Freedom and the rescue of the Chilean miners




The ongoing rescue of the miners in Chile may well go down in history as one of the most amazing events of our time.

Here in a short video clip (above), two members of the Wall Street Journal's Editorial Page, Deputy Editor Daniel Heninnger and "The Americas" columnist Mary Anastasia O'Grady, explain some very important lessons from this moving rescue.

They make the point that the technology that made the rescue possible came from far-flung businesses specializing in very niche equipment, and that only capitalism enables such innovation and only capitalism can effectively bring such diverse resources to bear on solving difficult problems.

The great advocate of capitalism and freedom, Milt Friedman, explained this lesson in his famous lecture on the pencil (see here for a short 2-minute video of Milt Friedman explaining it as only he can; note also that he thinks the graphite probably came "from some mines in South America").

The Journal writers also point out the difference in the Chilean response, welcoming the technology from firms based in other countries, to the rebuff the US gave after the gulf oil spill to ships from other countries, based on anti-market laws on the books for decades (as we discussed here).

We would also draw a parallel between the role of capitalism in the ability to rescue miners lost for weeks, half a mile below the surface of the earth, and the role of capitalism in the ability to put a man on the moon back in 1969. As we discussed on the fortieth anniversary of that momentous event, "during the 1960s, the space program was very much seen by the entire world as a contest between two nations with very different views about the best way to allocate limited resources."

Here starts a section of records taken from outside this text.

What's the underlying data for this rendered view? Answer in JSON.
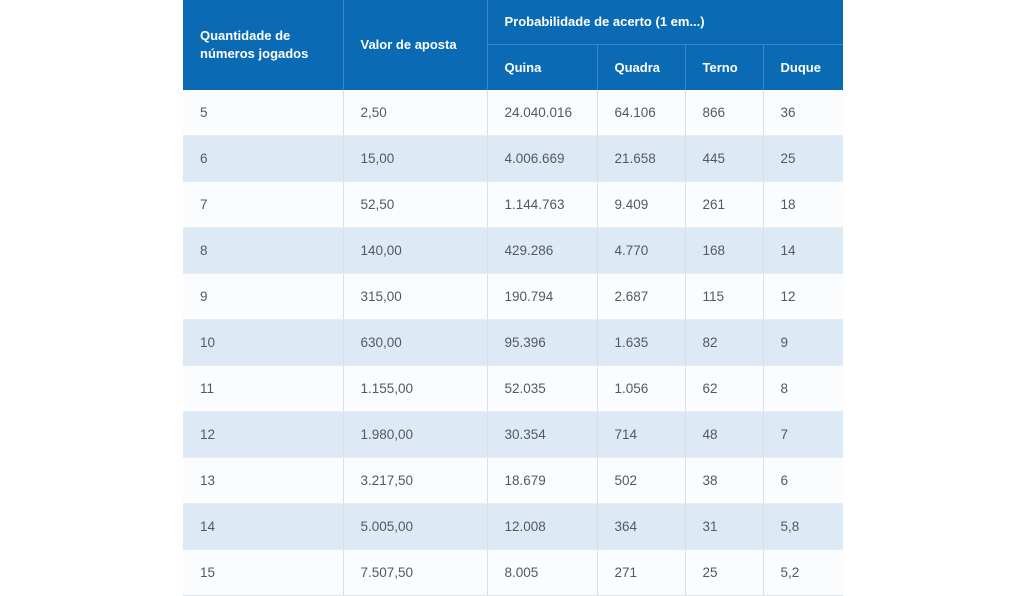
{
  "page": {
    "background": "#ffffff"
  },
  "chart_data": {
    "type": "table",
    "header": {
      "quantity_label": "Quantidade de números jogados",
      "bet_label": "Valor de aposta",
      "probability_group_label": "Probabilidade de acerto (1 em...)",
      "sub_columns": [
        "Quina",
        "Quadra",
        "Terno",
        "Duque"
      ]
    },
    "columns": [
      "Quantidade de números jogados",
      "Valor de aposta",
      "Quina",
      "Quadra",
      "Terno",
      "Duque"
    ],
    "rows": [
      [
        "5",
        "2,50",
        "24.040.016",
        "64.106",
        "866",
        "36"
      ],
      [
        "6",
        "15,00",
        "4.006.669",
        "21.658",
        "445",
        "25"
      ],
      [
        "7",
        "52,50",
        "1.144.763",
        "9.409",
        "261",
        "18"
      ],
      [
        "8",
        "140,00",
        "429.286",
        "4.770",
        "168",
        "14"
      ],
      [
        "9",
        "315,00",
        "190.794",
        "2.687",
        "115",
        "12"
      ],
      [
        "10",
        "630,00",
        "95.396",
        "1.635",
        "82",
        "9"
      ],
      [
        "11",
        "1.155,00",
        "52.035",
        "1.056",
        "62",
        "8"
      ],
      [
        "12",
        "1.980,00",
        "30.354",
        "714",
        "48",
        "7"
      ],
      [
        "13",
        "3.217,50",
        "18.679",
        "502",
        "38",
        "6"
      ],
      [
        "14",
        "5.005,00",
        "12.008",
        "364",
        "31",
        "5,8"
      ],
      [
        "15",
        "7.507,50",
        "8.005",
        "271",
        "25",
        "5,2"
      ]
    ]
  },
  "colors": {
    "header_bg": "#0b6ab4",
    "header_text": "#ffffff",
    "header_divider": "#3a88c5",
    "row_bg": "#fbfcfd",
    "row_alt_bg": "#ddeaf5",
    "body_divider": "#d8dfe5",
    "row_divider": "#e8edf2",
    "text": "#54595e"
  }
}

It is valuable to think about the contrast between free-market capitalism and anti-market protectionism, because that battle is still going on today. The dramatic rescue of the Chilean miners underscores the fact that capitalism really promotes life and freedom, or, as Milt Friedman said so long ago: "That is why the operation of the free market is so essential -- not only to promote productive efficiency, but also to foster harmony and peace among the peoples of the world."